JLL head of research & consultancy Tay Huey Ying, said: "In the immediate term, the acceleration of the redevelopment of CBD ageing office assets at a time when office demand is recovering alongside economies’ return to growth will accentuate the tight supply condition and contribute to upward pressure on rents." JLL estimates that the growth of CBD Grade A office rents could more than double this year from the 4.3 per cent clip in 2021.
Tay highlighted that the redevelopment of older office assets into mixed-use projects would help "stabilise CBD office inventory", giving the government more scope to speed up its decentralisation strategy. This includes Jurong Lake District, which is slated to become the biggest business district outside the CBD.

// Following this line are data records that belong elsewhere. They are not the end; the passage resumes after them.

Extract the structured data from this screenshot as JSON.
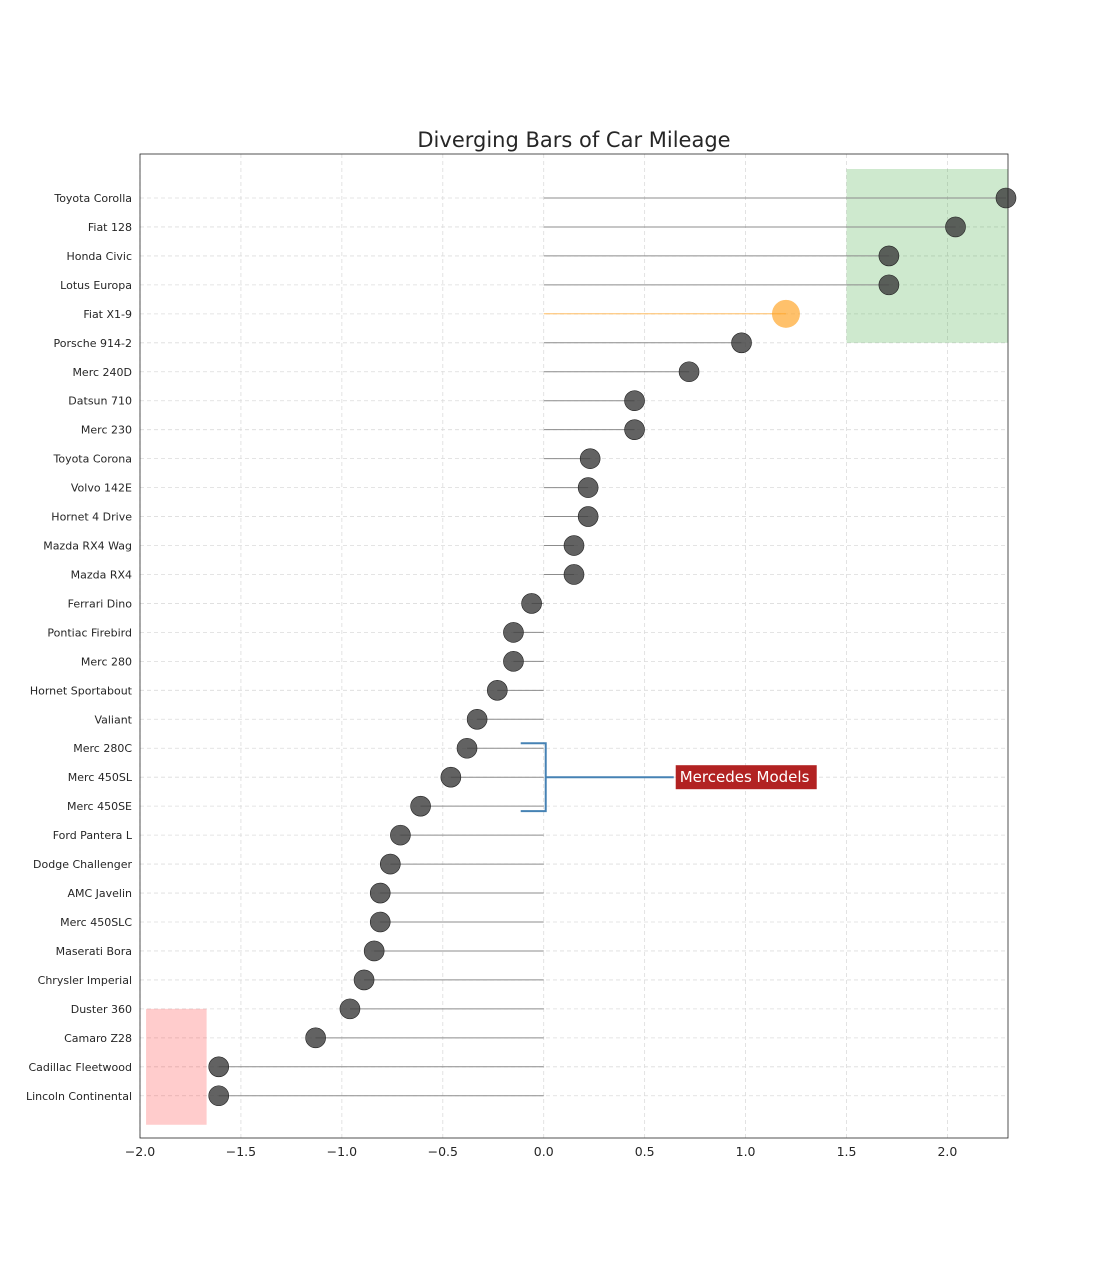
{
  "chart_data": {
    "type": "scatter",
    "title": "Diverging Bars of Car Mileage",
    "xlabel": "",
    "ylabel": "",
    "xlim": [
      -2.0,
      2.3
    ],
    "xticks": [
      -2.0,
      -1.5,
      -1.0,
      -0.5,
      0.0,
      0.5,
      1.0,
      1.5,
      2.0
    ],
    "xtick_labels": [
      "−2.0",
      "−1.5",
      "−1.0",
      "−0.5",
      "0.0",
      "0.5",
      "1.0",
      "1.5",
      "2.0"
    ],
    "grid": true,
    "points": [
      {
        "car": "Toyota Corolla",
        "value": 2.29
      },
      {
        "car": "Fiat 128",
        "value": 2.04
      },
      {
        "car": "Honda Civic",
        "value": 1.71
      },
      {
        "car": "Lotus Europa",
        "value": 1.71
      },
      {
        "car": "Fiat X1-9",
        "value": 1.2
      },
      {
        "car": "Porsche 914-2",
        "value": 0.98
      },
      {
        "car": "Merc 240D",
        "value": 0.72
      },
      {
        "car": "Datsun 710",
        "value": 0.45
      },
      {
        "car": "Merc 230",
        "value": 0.45
      },
      {
        "car": "Toyota Corona",
        "value": 0.23
      },
      {
        "car": "Volvo 142E",
        "value": 0.22
      },
      {
        "car": "Hornet 4 Drive",
        "value": 0.22
      },
      {
        "car": "Mazda RX4 Wag",
        "value": 0.15
      },
      {
        "car": "Mazda RX4",
        "value": 0.15
      },
      {
        "car": "Ferrari Dino",
        "value": -0.06
      },
      {
        "car": "Pontiac Firebird",
        "value": -0.15
      },
      {
        "car": "Merc 280",
        "value": -0.15
      },
      {
        "car": "Hornet Sportabout",
        "value": -0.23
      },
      {
        "car": "Valiant",
        "value": -0.33
      },
      {
        "car": "Merc 280C",
        "value": -0.38
      },
      {
        "car": "Merc 450SL",
        "value": -0.46
      },
      {
        "car": "Merc 450SE",
        "value": -0.61
      },
      {
        "car": "Ford Pantera L",
        "value": -0.71
      },
      {
        "car": "Dodge Challenger",
        "value": -0.76
      },
      {
        "car": "AMC Javelin",
        "value": -0.81
      },
      {
        "car": "Merc 450SLC",
        "value": -0.81
      },
      {
        "car": "Maserati Bora",
        "value": -0.84
      },
      {
        "car": "Chrysler Imperial",
        "value": -0.89
      },
      {
        "car": "Duster 360",
        "value": -0.96
      },
      {
        "car": "Camaro Z28",
        "value": -1.13
      },
      {
        "car": "Cadillac Fleetwood",
        "value": -1.61
      },
      {
        "car": "Lincoln Continental",
        "value": -1.61
      }
    ],
    "highlight": {
      "car": "Fiat X1-9",
      "color": "#ff9f1c"
    },
    "annotation": {
      "text": "Mercedes Models",
      "cars": [
        "Merc 280C",
        "Merc 450SL",
        "Merc 450SE"
      ],
      "box_color": "#b22222",
      "bracket_color": "#4682b4"
    },
    "regions": [
      {
        "x0": 1.5,
        "x1": 2.3,
        "from_car": "Toyota Corolla",
        "to_car": "Fiat X1-9",
        "color": "#2ca02c",
        "alpha": 0.23
      },
      {
        "x0": -1.97,
        "x1": -1.67,
        "from_car": "Camaro Z28",
        "to_car": "Lincoln Continental",
        "color": "#ff0000",
        "alpha": 0.2
      }
    ],
    "dot_color": "#404040",
    "line_color": "#8c8c8c"
  }
}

Cushman & Wakefield head of research, Wong Xian Yang, reckons that over the long-term, the take-up of the CBDI will reduce available office stock and introduce more homes or hotel rooms via new mixed-use developments, which will rejuvenate the designated areas.
Redeveloping these assets would introduce more live-in residents in the CBD, turning the area into bustling neighbourhoods that would boost footfall on weeknights and weekends, Wong added. As a result, the retail mix in the CBD could grow more vibrant, evolving from largely F&B today.
"This could spark a virtuous cycle of development in the CBD," Wong added. "A more vibrant retail mix would increase the attractiveness and convenience of CBD living, which would support private residential demand and prices in the CBD." And barring a large increase in fresh office supply from greenfield sites in the CBD, existing offices in the area would grow more scarce and valuable, he pointed out.
Song shared the sentiment, saying: "(Redeveloped assets) would transform the CBD from a mono-use office-centric district, to a vibrant mixed-use neighbourhood which will be buzzing 24/7 It will also reduce commuting time in and out of the CBD, thus reducing carbon footprint, as well as enhance the use on prime land round the clock. "
Meanwhile, Cheong expects that other older buildings in the CBD will also go take the redevelopment route, or at least implement asset enhancement initiatives. "If not, a tired building will find itself out of the running in chasing after potential, or retaining existing, tenants."
Still, Cheong flagged that whether more candidates adopt the scheme will ultimately depend on the government's residential policies. He reckons that a "meaningful reduction" in the Additional Buyer's Stamp Duty rates would be needed to encourage developers to take up the schemes in their current form, since foreigners are likely to be buyers of private homes in those areas, given the ultimate selling price.
He added: "Development charge rates also have to be calibrated to encourage owners of buildings in the CBD endowed with less of a vantage to be incentivised to redevelop."